In most recent times, there have been open debates on the impact of using mobile phones on the productivity of Ghana, most especially when almost every public institution is inundated with stakeholders using mobile phones during working hours. Although some would want to argue that the use of mobile phones during working hours facilitate effective communication, it is coupled with lots of demerits. We won’t be far from right to state that I’m most circumstances, the negatives outweigh the positives. We can make mention of the patients’ conditions worsening because Nurses were attending to their phones; exploring social media among others.
One may ask, how is mobile phone usage negatively affecting productivity?

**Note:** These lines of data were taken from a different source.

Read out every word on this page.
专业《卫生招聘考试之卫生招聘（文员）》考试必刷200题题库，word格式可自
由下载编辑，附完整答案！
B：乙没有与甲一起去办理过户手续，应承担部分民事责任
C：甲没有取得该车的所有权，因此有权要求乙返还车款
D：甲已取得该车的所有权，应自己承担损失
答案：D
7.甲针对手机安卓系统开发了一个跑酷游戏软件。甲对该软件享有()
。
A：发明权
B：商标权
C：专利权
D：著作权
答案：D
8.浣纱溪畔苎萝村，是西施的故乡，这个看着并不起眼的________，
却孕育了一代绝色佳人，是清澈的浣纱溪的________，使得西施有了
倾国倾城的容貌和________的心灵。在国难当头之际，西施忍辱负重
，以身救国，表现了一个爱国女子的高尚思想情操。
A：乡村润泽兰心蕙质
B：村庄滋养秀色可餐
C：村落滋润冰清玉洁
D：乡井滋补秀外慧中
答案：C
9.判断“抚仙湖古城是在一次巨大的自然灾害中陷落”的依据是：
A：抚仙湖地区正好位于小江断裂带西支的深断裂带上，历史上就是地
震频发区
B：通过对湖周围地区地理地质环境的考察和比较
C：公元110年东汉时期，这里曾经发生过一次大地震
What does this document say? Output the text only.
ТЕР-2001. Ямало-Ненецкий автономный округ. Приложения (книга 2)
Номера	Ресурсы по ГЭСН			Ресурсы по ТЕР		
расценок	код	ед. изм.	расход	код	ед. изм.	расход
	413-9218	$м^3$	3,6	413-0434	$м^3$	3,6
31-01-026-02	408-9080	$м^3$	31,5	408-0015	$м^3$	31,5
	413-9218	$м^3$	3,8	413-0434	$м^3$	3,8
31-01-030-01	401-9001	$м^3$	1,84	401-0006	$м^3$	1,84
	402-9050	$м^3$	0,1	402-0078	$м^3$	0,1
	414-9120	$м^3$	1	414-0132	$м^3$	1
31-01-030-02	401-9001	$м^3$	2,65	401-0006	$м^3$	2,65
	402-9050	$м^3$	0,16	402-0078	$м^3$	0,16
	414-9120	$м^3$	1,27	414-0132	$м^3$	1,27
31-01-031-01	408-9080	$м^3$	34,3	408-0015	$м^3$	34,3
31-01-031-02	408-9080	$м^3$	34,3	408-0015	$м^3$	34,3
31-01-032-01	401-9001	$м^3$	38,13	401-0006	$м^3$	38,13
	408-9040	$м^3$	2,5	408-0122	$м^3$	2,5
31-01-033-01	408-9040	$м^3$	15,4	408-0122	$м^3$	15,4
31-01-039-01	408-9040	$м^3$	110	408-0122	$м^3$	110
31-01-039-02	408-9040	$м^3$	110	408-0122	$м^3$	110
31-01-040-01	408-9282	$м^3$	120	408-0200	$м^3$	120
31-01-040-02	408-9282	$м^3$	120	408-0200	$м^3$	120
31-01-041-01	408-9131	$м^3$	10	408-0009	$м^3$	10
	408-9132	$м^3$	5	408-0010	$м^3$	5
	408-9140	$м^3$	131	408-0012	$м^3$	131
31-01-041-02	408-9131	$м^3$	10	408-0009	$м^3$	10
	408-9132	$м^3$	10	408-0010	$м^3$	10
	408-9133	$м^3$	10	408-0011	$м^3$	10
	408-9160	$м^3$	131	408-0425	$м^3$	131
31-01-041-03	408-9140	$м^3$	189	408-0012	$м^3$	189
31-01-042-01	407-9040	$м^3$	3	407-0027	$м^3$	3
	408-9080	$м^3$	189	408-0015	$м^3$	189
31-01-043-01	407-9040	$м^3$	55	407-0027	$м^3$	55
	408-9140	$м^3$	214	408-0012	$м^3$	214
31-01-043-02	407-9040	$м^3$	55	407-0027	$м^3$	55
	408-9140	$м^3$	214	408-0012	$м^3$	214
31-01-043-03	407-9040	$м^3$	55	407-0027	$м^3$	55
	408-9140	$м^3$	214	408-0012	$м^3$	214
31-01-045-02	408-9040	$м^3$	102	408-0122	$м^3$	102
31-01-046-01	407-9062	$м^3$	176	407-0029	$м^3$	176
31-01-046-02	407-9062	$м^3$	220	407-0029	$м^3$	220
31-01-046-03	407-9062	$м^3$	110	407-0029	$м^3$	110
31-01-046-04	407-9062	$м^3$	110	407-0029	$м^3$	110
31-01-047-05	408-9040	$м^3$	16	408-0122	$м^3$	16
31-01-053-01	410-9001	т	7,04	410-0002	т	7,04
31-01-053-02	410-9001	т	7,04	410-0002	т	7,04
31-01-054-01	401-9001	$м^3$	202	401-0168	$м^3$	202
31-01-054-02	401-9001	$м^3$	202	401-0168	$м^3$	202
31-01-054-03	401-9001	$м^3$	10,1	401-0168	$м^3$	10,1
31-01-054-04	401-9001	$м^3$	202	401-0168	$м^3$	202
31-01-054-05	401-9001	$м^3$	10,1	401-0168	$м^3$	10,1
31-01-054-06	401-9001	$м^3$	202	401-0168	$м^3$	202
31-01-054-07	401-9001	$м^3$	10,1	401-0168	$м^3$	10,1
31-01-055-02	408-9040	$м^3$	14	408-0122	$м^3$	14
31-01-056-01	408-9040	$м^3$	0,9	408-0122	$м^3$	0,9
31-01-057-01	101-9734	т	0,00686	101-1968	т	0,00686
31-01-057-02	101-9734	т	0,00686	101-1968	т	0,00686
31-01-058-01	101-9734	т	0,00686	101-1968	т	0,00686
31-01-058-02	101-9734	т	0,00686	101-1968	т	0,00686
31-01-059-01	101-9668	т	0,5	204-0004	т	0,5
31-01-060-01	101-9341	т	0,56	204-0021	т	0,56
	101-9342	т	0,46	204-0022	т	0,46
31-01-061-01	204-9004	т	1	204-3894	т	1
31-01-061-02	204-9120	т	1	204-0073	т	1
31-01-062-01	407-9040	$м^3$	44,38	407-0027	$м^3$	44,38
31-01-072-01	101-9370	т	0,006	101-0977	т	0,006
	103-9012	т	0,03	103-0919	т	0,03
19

They serve as the biggest source of distraction. Our phones demand attention and as such break the flow of uninterrupted concentration. We will steal a couple of seconds here and there to check for a new message and notifications; which will definitely be attended to once there is any. Research also reveals that “it takes the average person about four minutes to pick up exactly where they were”
There is a growing concern that organizations should enforce distinct and specific social media usage regulations at the workplace.
“Phones are a double-edged sword. They are the quicker way to look something up yet also the largest possible distraction that is constantly available”
To facilitate productivity at various workplaces, the thin line between the use of mobile telephony and productivity, must be drawn.